Fix D3D12 shader interstage truncating transform
Don't skip the TruncateInterstageVariables transform when
user defined interstage attribute input for fragment stage
is empty. Because builtin inputs could also cause register
mismatch for D3D12 HLSL compiler.
Add a boolean flag to Tint hlsl generator option to indicate
whether to run TruncateInterstageVariables or not.
This defaults to false in Tint, while Dawn always set
this to true for vertex stage.
Bug: dawn:1733
Change-Id: Ie4c3648b226513bf15f0e03ae4ce7f3cc09fdef4
Reviewed-on: https://dawn-review.googlesource.com/c/dawn/+/127206
Reviewed-by: Ben Clayton <bclayton@google.com>
Kokoro: Kokoro <noreply+kokoro@google.com>
Commit-Queue: Shrek Shao <shrekshao@google.com>
diff --git a/src/dawn/native/d3d/ShaderUtils.cpp b/src/dawn/native/d3d/ShaderUtils.cpp
index 222dc34..a0e13d4 100644
--- a/src/dawn/native/d3d/ShaderUtils.cpp
+++ b/src/dawn/native/d3d/ShaderUtils.cpp
@@ -232,6 +232,7 @@
// Pass in the actually used interstage locations for tint to potentially truncate unused
// outputs.
options.interstage_locations = r.interstageLocations;
+ options.truncate_interstage_variables = true;
}
options.polyfill_reflect_vec2_f32 = r.polyfillReflectVec2F32;
diff --git a/src/dawn/tests/end2end/ShaderTests.cpp b/src/dawn/tests/end2end/ShaderTests.cpp
index 2e91325..b81f4ee 100644
--- a/src/dawn/tests/end2end/ShaderTests.cpp
+++ b/src/dawn/tests/end2end/ShaderTests.cpp
@@ -549,6 +549,42 @@
wgpu::RenderPipeline pipeline = device.CreateRenderPipeline(&rpDesc);
}
+// Regression test for crbug.com/dawn/1733. Even when user defined attribute input is empty,
+// Builtin input for the next stage could still cause register mismatch issue on D3D12 HLSL
+// compiler.

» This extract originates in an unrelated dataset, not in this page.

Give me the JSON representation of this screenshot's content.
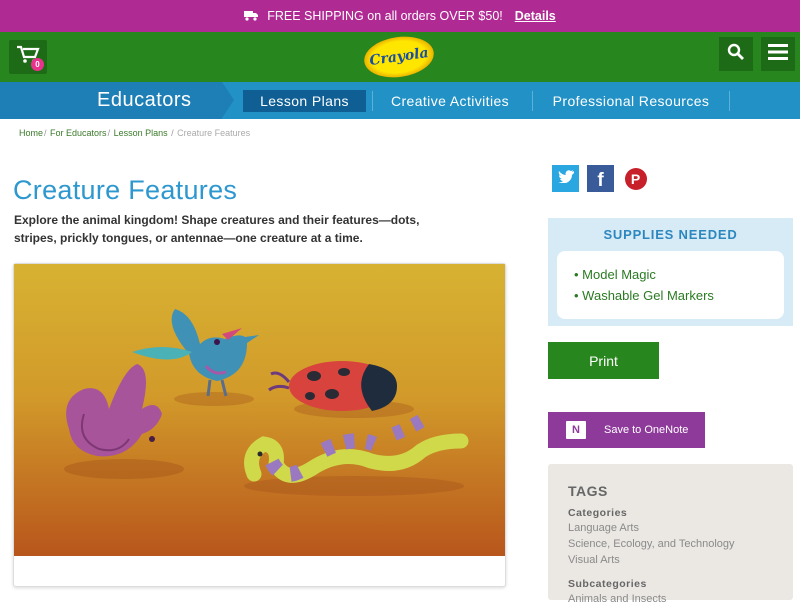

So the TruncateInterstageVariables transform should still be run. This test is not in
+// dawn_unittests/RenderPipelineValidationTests because we want to test the compilation of the
+// pipeline in D3D12 backend.
+TEST_P(ShaderTests, WGSLInterstageVariablesEmptyUserAttributeSubset) {
+ std::string shader = R"(
+struct VertexOut {
+ @builtin(position) position : vec4f,
+ @location(1) attribute1 : f32,
+ @location(3) attribute3 : vec4f,
+}
+
+@vertex
+fn vertexMain() -> VertexOut {
+ var output : VertexOut;
+ output.position = vec4f(0.0, 0.0, 0.0, 1.0);
+ output.attribute1 = 1.0;
+ output.attribute3 = vec4f(0.0, 0.0, 0.0, 1.0);
+ return output;
+}
+
+@fragment
+fn fragmentMain(@builtin(position) position : vec4<f32>) -> @location(0) vec4f {
+ return vec4f(0.0, 0.0, 0.0, 1.0);
+})";
+ wgpu::ShaderModule shaderModule = utils::CreateShaderModule(device, shader.c_str());
+
+ utils::ComboRenderPipelineDescriptor rpDesc;
+ rpDesc.vertex.module = shaderModule;
+ rpDesc.vertex.entryPoint = "vertexMain";
+ rpDesc.cFragment.module = shaderModule;
+ rpDesc.cFragment.entryPoint = "fragmentMain";
+ wgpu::RenderPipeline pipeline = device.CreateRenderPipeline(&rpDesc);
+}
+
// This is a regression test for an issue caused by the FirstIndexOffset transfrom being done before
// the BindingRemapper, causing an intermediate AST to be invalid (and fail the overall
// compilation).
diff --git a/src/tint/writer/hlsl/generator.h b/src/tint/writer/hlsl/generator.h
index 9b79ad1..804b449 100644
--- a/src/tint/writer/hlsl/generator.h
+++ b/src/tint/writer/hlsl/generator.h
@@ -74,6 +74,9 @@
/// This is potentially used for truncating unused interstage outputs at current shader stage.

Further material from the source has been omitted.